Alfred grinned, though he knew this man couldn't see it. "You can count on me!"
There was a slight smile in the British man's voice. "Alright."
"Oh, wait! I forgot to ask for your name."
"Oh, I'm so sorry." He sounded very embarrassed. "It's Arthur Kirkland."
Alfred grinned. "I'm Alfred Jones. Nice to meetchya."
"Nice to meet you too, Alfred." The phone went dead.
Alfred went over to Arthur's house at about 11 on Monday morning because he didn't want to wait until the evening and then find out that the cats had starved in his absence or something. The key was under the doormat, as Arthur (er, Mr. Kirkland) had promised. It was a nice little house in a nice little neighborhood, and the decor was sort of what Alfred had expected, though perhaps a little more . . . worldly. There were Persian carpets on the floors and a very old looking map of the world on one wall. There were lots of bookcases and lots of books. Everything looked pretty old.
Almost as soon as Alfred set foot in the house, a large, fluffy cat waddled up to him. It had a brown scruff, but was otherwise white. It curled around his feet, and Alfred couldn't resist kneeling down and giving it a good scratch between the ears. It purred and butted against his hand so hard it nearly knocked his hand away. Alfred grinned. "Hey, dude. You're pretty friendly." Alfred took a second look around the room. "Well, maybe you're just lonely. I bet an old guy like Mr. Kirkland doesn't give you much entertainment, huh?" Alfred stood and began to familiarize himself with the house. It wasn't very large, so it wasn't very difficult to locate everything he needed. Overall, despite some interesting curiosities in a class cabinet in the living room, Alfred would describe the place as "quaint."

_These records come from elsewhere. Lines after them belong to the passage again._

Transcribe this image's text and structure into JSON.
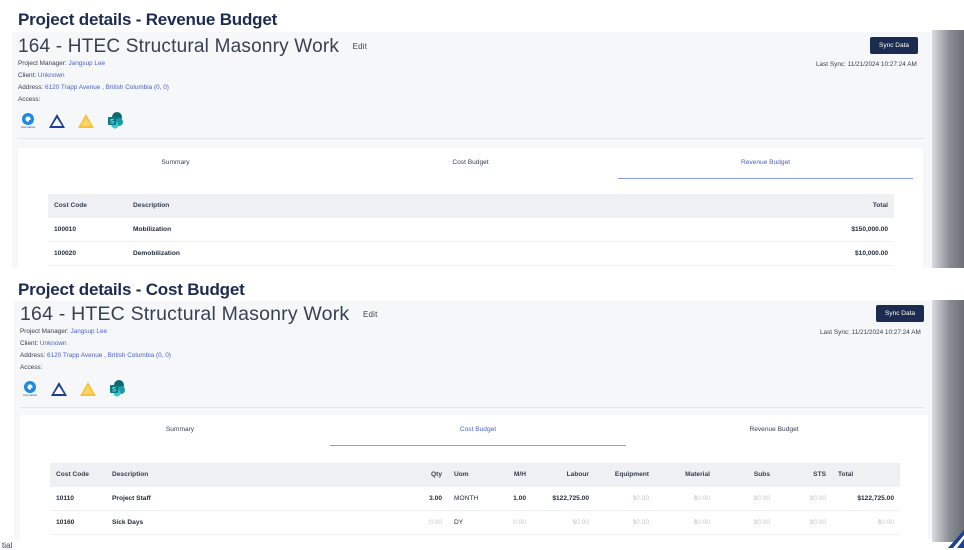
{
  "revenue_section": {
    "heading": "Project details - Revenue Budget",
    "project_title": "164 - HTEC Structural Masonry Work",
    "edit_label": "Edit",
    "sync_label": "Sync Data",
    "last_sync": "Last Sync: 11/21/2024 10:27:24 AM",
    "project_manager_label": "Project Manager:",
    "project_manager": "Jangsup Lee",
    "client_label": "Client:",
    "client": "Unknown",
    "address_label": "Address:",
    "address": "6120 Trapp Avenue , British Columbia (0, 0)",
    "access_label": "Access:",
    "tabs": [
      "Summary",
      "Cost Budget",
      "Revenue Budget"
    ],
    "active_tab": "Revenue Budget",
    "columns": [
      "Cost Code",
      "Description",
      "Total"
    ],
    "rows": [
      {
        "code": "100010",
        "description": "Mobilization",
        "total": "$150,000.00"
      },
      {
        "code": "100020",
        "description": "Demobilization",
        "total": "$10,000.00"
      }
    ]
  },
  "cost_section": {
    "heading": "Project details - Cost Budget",
    "project_title": "164 - HTEC Structural Masonry Work",
    "edit_label": "Edit",
    "sync_label": "Sync Data",
    "last_sync": "Last Sync: 11/21/2024 10:27:24 AM",
    "project_manager_label": "Project Manager:",
    "project_manager": "Jangsup Lee",
    "client_label": "Client:",
    "client": "Unknown",
    "address_label": "Address:",
    "address": "6120 Trapp Avenue , British Columbia (0, 0)",
    "access_label": "Access:",
    "tabs": [
      "Summary",
      "Cost Budget",
      "Revenue Budget"
    ],
    "active_tab": "Cost Budget",
    "columns": [
      "Cost Code",
      "Description",
      "Qty",
      "Uom",
      "M/H",
      "Labour",
      "Equipment",
      "Material",
      "Subs",
      "STS",
      "Total"
    ],
    "rows": [
      {
        "code": "10110",
        "description": "Project Staff",
        "qty": "3.00",
        "uom": "MONTH",
        "mh": "1.00",
        "labour": "$122,725.00",
        "equipment": "$0.00",
        "material": "$0.00",
        "subs": "$0.00",
        "sts": "$0.00",
        "total": "$122,725.00"
      },
      {
        "code": "10160",
        "description": "Sick Days",
        "qty": "0.00",
        "uom": "DY",
        "mh": "0.00",
        "labour": "$0.00",
        "equipment": "$0.00",
        "material": "$0.00",
        "subs": "$0.00",
        "sts": "$0.00",
        "total": "$0.00"
      }
    ]
  },
  "access_icons": [
    "acumatica-icon",
    "procore-triangle-icon",
    "warning-triangle-icon",
    "sharepoint-icon"
  ],
  "acumatica_caption": "Acumatica",
  "footer_fragment": "tial",
  "colors": {
    "brand_navy": "#1c2b50",
    "link_blue": "#4a63c9",
    "active_underline": "#8b9be0"
  }
}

The fluffy cat started to mew quite loudly when Alfred got near the mostly-empty food bowl, so at its insistence, he located the food and refilled it. The cat immediately began to guzzle it up. "Maybe I should have asked your owner for your name," Alfred told the cat. "Otherwise I'm going to be tempted to just start calling you 'Fluffy' or something equally embarrassing." He gave the house a last look around and then stepped into the back garden.
This Arthur guy clearly had too much time on his hands, or else he did nothing but garden in his free time. The small area was filled with pathways, plants, and a patio just big enough for a few chairs and a table. Two small lawns had been squeezed into the corners. The fence was lined with rosebushes, currently in full bloom. A carefully-manicured garden of miniature proportions had been planted in the center of the space, and it seemed to be occupied by various flowers and some leafy things that might have been for cooking. Alfred had to admit he was blown away.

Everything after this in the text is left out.